A student followed the procedure given in the lab exercise to determine the ascorbic acid content in a commercial vitamin C tablet. The students prepared the solution using a 0.460 g vitamin C tablet. The titration required 40.00 mL of the 0.005 M KIO3/KI solution to reach an iodine starch end point. Answer the questions below, using this data.

Calculate the molarity of the iodine solution in millimoles/mL.

To calculate the molarity of the iodine solution in millimoles/mL, we need to use the formula:

Molarity (M) = moles of solute / volume of solution in liters

First, we need to determine the number of moles of iodine (I2) in the titration.

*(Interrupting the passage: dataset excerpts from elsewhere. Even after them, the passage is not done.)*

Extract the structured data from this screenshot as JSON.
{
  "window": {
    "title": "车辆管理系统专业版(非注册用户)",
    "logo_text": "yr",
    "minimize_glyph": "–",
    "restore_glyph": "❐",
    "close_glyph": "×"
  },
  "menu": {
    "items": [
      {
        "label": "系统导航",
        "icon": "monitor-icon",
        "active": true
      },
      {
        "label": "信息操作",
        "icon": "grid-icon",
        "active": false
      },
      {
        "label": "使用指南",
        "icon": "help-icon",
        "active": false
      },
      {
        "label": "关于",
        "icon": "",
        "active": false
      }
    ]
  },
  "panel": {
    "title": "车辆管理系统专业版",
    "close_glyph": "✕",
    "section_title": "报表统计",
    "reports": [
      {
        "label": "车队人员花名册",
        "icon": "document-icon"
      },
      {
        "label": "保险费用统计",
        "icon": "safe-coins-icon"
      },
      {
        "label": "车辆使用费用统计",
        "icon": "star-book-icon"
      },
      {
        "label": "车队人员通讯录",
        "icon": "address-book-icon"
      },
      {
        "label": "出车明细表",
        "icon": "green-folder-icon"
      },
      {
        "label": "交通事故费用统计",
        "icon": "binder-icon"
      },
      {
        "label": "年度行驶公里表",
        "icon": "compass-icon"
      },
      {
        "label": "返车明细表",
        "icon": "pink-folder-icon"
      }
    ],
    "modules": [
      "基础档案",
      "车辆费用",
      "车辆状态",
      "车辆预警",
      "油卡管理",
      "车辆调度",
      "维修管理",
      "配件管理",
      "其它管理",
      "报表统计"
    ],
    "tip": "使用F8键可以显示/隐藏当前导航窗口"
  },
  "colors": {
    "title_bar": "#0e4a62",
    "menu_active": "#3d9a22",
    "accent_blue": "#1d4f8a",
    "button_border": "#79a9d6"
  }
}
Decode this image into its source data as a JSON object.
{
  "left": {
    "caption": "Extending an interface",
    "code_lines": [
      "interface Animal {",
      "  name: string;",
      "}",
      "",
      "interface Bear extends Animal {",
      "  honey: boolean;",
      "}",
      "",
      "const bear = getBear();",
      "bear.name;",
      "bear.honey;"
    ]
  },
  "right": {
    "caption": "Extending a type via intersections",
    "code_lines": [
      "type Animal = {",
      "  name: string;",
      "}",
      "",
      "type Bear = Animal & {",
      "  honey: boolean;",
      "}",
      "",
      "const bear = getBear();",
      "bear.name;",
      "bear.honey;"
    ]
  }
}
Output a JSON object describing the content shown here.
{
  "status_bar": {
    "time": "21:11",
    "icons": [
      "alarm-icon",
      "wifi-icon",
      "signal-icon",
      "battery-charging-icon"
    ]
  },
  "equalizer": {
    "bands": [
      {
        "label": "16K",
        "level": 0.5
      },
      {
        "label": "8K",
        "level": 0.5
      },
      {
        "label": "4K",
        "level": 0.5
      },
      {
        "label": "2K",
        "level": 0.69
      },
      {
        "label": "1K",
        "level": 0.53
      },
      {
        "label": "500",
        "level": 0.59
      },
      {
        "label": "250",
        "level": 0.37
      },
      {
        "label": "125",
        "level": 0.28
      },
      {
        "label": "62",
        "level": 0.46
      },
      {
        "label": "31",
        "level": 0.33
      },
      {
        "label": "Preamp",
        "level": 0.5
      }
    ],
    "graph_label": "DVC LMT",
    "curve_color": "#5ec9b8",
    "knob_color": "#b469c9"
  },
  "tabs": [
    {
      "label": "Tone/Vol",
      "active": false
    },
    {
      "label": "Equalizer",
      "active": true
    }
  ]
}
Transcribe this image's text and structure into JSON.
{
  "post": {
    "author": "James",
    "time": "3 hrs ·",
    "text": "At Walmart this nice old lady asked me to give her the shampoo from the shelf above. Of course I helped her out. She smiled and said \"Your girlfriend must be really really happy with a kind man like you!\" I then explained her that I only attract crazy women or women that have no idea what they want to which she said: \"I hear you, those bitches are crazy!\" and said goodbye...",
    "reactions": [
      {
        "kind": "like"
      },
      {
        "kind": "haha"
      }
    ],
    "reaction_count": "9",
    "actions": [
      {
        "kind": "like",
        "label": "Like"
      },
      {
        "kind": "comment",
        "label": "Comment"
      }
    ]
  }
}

Using the balanced chemical equation:
C6H8O6 (ascorbic acid) + I2 + 2KI → C6H6O6 (dehydroascorbic acid) + 2KCl

We can see that one mole of ascorbic acid reacts with one mole of iodine. Therefore, the number of moles of iodine (I2) in the titration is equal to the number of moles of ascorbic acid in the tablet.

Given that the tablet weighs 0.460 g and we know the molar mass of ascorbic acid is 176.12 g/mol, we can calculate the moles of ascorbic acid:

Moles of ascorbic acid = Mass of tablet / Molar mass of ascorbic acid
= 0.460 g / 176.12 g/mol
= 0.002612 mol

Since the molar ratio between ascorbic acid and iodine is 1:1, the moles of iodine is also 0.002612 mol.

Next, we need to convert the volume of solution used in the titration from milliliters to liters:

Volume of solution (L) = 40.00 mL / 1000 mL/L
= 0.040 L

Finally, we can calculate the molarity of the iodine solution:

Molarity (M) = Moles of iodine / Volume of solution (L)
= 0.002612 mol / 0.040 L
= 0.0653 M

Since the question asks for the molarity in millimoles/mL, we can convert the molarity to millimoles and divide it by the volume in milliliters:

Molarity (mmol/mL) = Molarity (M) x 1000 mmol/mol / Volume of solution (mL)
= 0.0653 M x 1000 mmol/mol / 40.00 mL
= 1.63 mmol/mL

Therefore, the molarity of the iodine solution is 1.63 millimoles per milliliter.